As for my scope I am only interested in graphics rendering , so I don't have physics ai or sound.

My questions are :

1.Data structures : I am confused about data structures which needs to be built to achieve this. I was firstly thinking of scene graphs. But I think what I am after should be so called
"display lists".

1a) As I can see "display lists" seems more suitable for the topic rather than scene graphs. What do you think about this ?

1b) Are "command buffer"s and "display list"s the same thing as from the point of data structures ?

2. Multithreading model : As for the simplest MT rendering model : For ex I will be rendering DisplayList1 and I will be "updating" DisplayList2. Then I will be rendering
DisplayList2 and updating DisplayList1 and so on.

What would you say this for simple flow ?

Also would rendering different vertex buffer with associated shaders at the same time (in different threads) be possible ?

3. Workload (Update phases) : For update phases , what would I have ? I can currently think of creating reflection maps , shadow maps ,postprocessing like HDR ,
updating animated meshes , CPU based particle systems and world matrix updates of static objects in the scene on a seperate thread or threads.

Would those be enough as a workload which would run in a seperate thread or threads ?

Also would it be possible to execute occlusion culling and spatial partitioning on seperate threads ?

4. D3D Version : As my existing 3d graphics engine is for D3D9 , I plan going with it , I need to create display lists or approriate data structures. As far as I know , you cant
create "resources" and "lock" and "unlock" them in seperate threads in D3D9 and D3D10. But for the rest of things I mentioned in previous workload question , would D3D9 be
ok for this job ?

5. GPUs : I dont have enough knowlede about capabilities and limits of current GPUs. Is there any thing I could do for "MT rendering" topic specifically with GPUs ?

Also are there any bottlenecks GPUs would cause for this topic ?

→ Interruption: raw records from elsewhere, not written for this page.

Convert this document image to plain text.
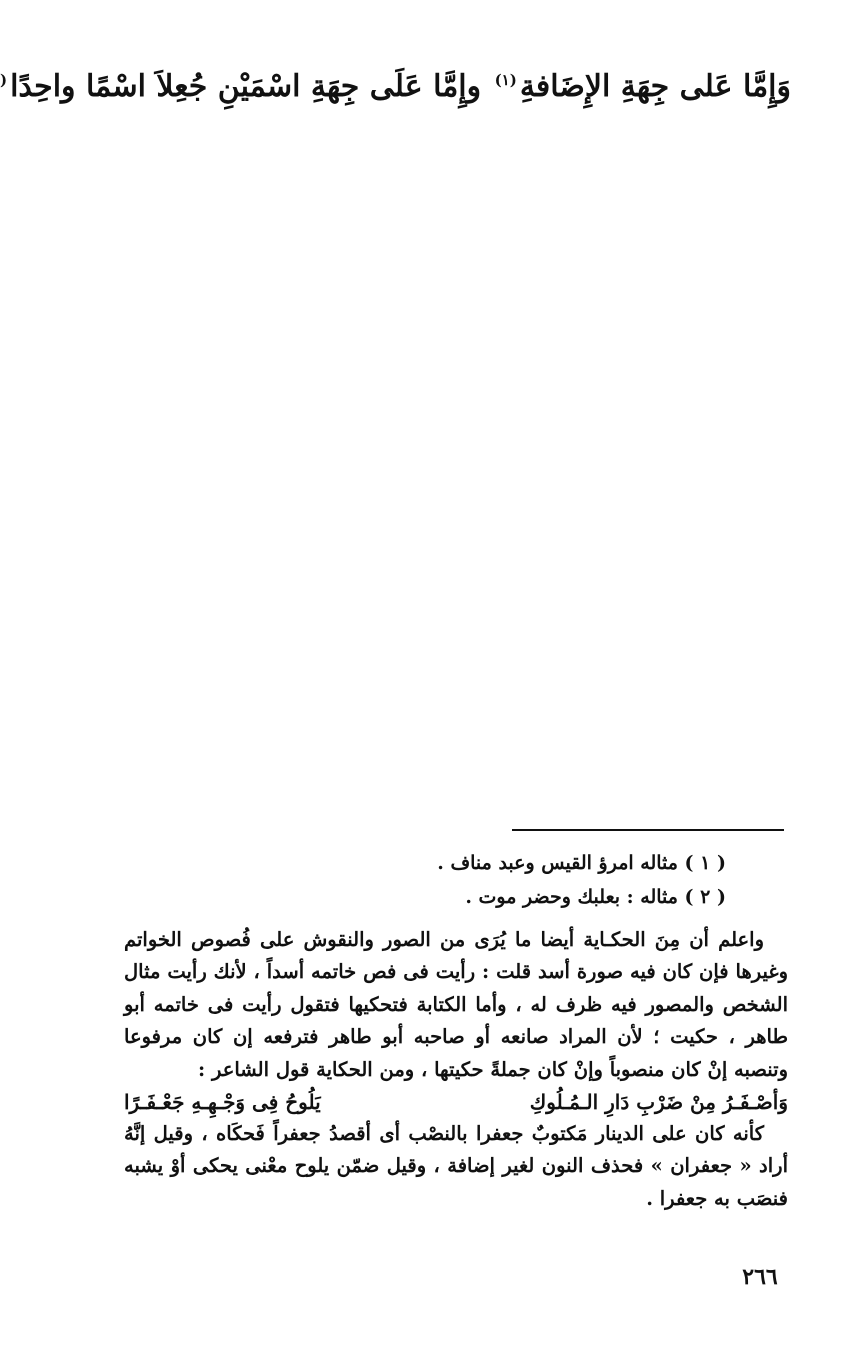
وَإِمَّا عَلى جِهَةِ الإِضَافةِ$^{(١)}$ وإِمَّا عَلَى جِهَةِ اسْمَيْنِ جُعِلاَ اسْمًا واحِدًا(
( ١ ) مثاله امرؤ القيس وعبد مناف .
( ٢ ) مثاله : بعلبك وحضر موت .

واعلم أن مِنَ الحكـاية أيضا ما يُرَى من الصور والنقوش على فُصوص الخواتم وغيرها فإن كان فيه صورة أسد قلت : رأيت فى فص خاتمه أسداً ، لأنك رأيت مثال الشخص والمصور فيه ظرف له ، وأما الكتابة فتحكيها فتقول رأيت فى خاتمه أبو طاهر ، حكيت ؛ لأن المراد صانعه أو صاحبه أبو طاهر فترفعه إن كان مرفوعا وتنصبه إنْ كان منصوباً وإنْ كان جملةً حكيتها ، ومن الحكاية قول الشاعر :

وَأصْـفَـرُ مِنْ ضَرْبِ دَارِ الـمُـلُوكِ
يَلُوحُ فِى وَجْـهِـهِ جَعْـفَـرًا

كأنه كان على الدينار مَكتوبٌ جعفرا بالنصْب أى أقصدُ جعفراً فَحكَاه ، وقيل إنَّهُ أراد « جعفران » فحذف النون لغير إضافة ، وقيل ضمّن يلوح معْنى يحكى أوْ يشبه فنصَب به جعفرا .

٢٦٦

Many thanks to answerers in advance
Advertisement
On DX9 and DX10 you're stuck with one device for issuing rendering and state commands. If you create the device with the proper flags you can call methods on the device from multiple threads, but doing this will just use a coarse lock which will effectively serialize any threads attempting to concurrently access the device. So it's not really useful for the purpose of "multithreaded rendering", unless your goal is to simply have one worker "rendering" thread that issues all of the D3D-level rendering commands. For true multithreaded rendering where multiple concurrent threads issue render commands, you need DX11. No GPU's actually support multithreaded command submission at the driver level, but the D3D11 runtime can emulate it and you can still get a performance boost out of it (around 20-40% is a reasonable expectation). Without DX11, the best you could do is prepare your own data structures containing rendering/state data that's optimized for use with D3D, and then submit all of that data to D3D on one thread.

No GPU's actually support multithreaded command submission at the driver level, but the D3D11 runtime can emulate it and you can still get a performance boost out of it (around 20-40% is a reasonable expectation).


The most recent NV drivers do now support this at the driver level; they did for a few revisions before but only for Civ5.
<br />On DX9 and DX10 you're stuck with one device for issuing rendering and state commands. If you create the device with the proper flags you can call methods on the device from multiple threads, but doing this will just use a coarse lock which will effectively serialize any threads attempting to concurrently access the device. So it's not really useful for the purpose of &quot;multithreaded rendering&quot;, unless your goal is to simply have one worker &quot;rendering&quot; thread that issues all of the D3D-level rendering commands. For true multithreaded rendering where multiple concurrent threads issue render commands, you need DX11. No GPU's actually support multithreaded command submission at the driver level, but the D3D11 runtime can emulate it and you can still get a performance boost out of it (around 20-40% is a reasonable expectation). Without DX11, the best you could do is prepare your own data structures containing rendering/state data that's optimized for use with D3D, and then submit all of that data to D3D on one thread.<br />


Thank you for your answer ,

1. If I go with D3D9 as it seems I cant produce shadow maps , HDR stuff and whatever involves rendering in a seperate thread but it might be just
updating world matrices per static objects , updating bones and matrices of animtated meshes , particle systems and culling ( view frustum and spatial partitioning and occlusion culling etc...)

Do you think that they would bring a significant performance improvement or do you think it is worth to try with D3D9 ?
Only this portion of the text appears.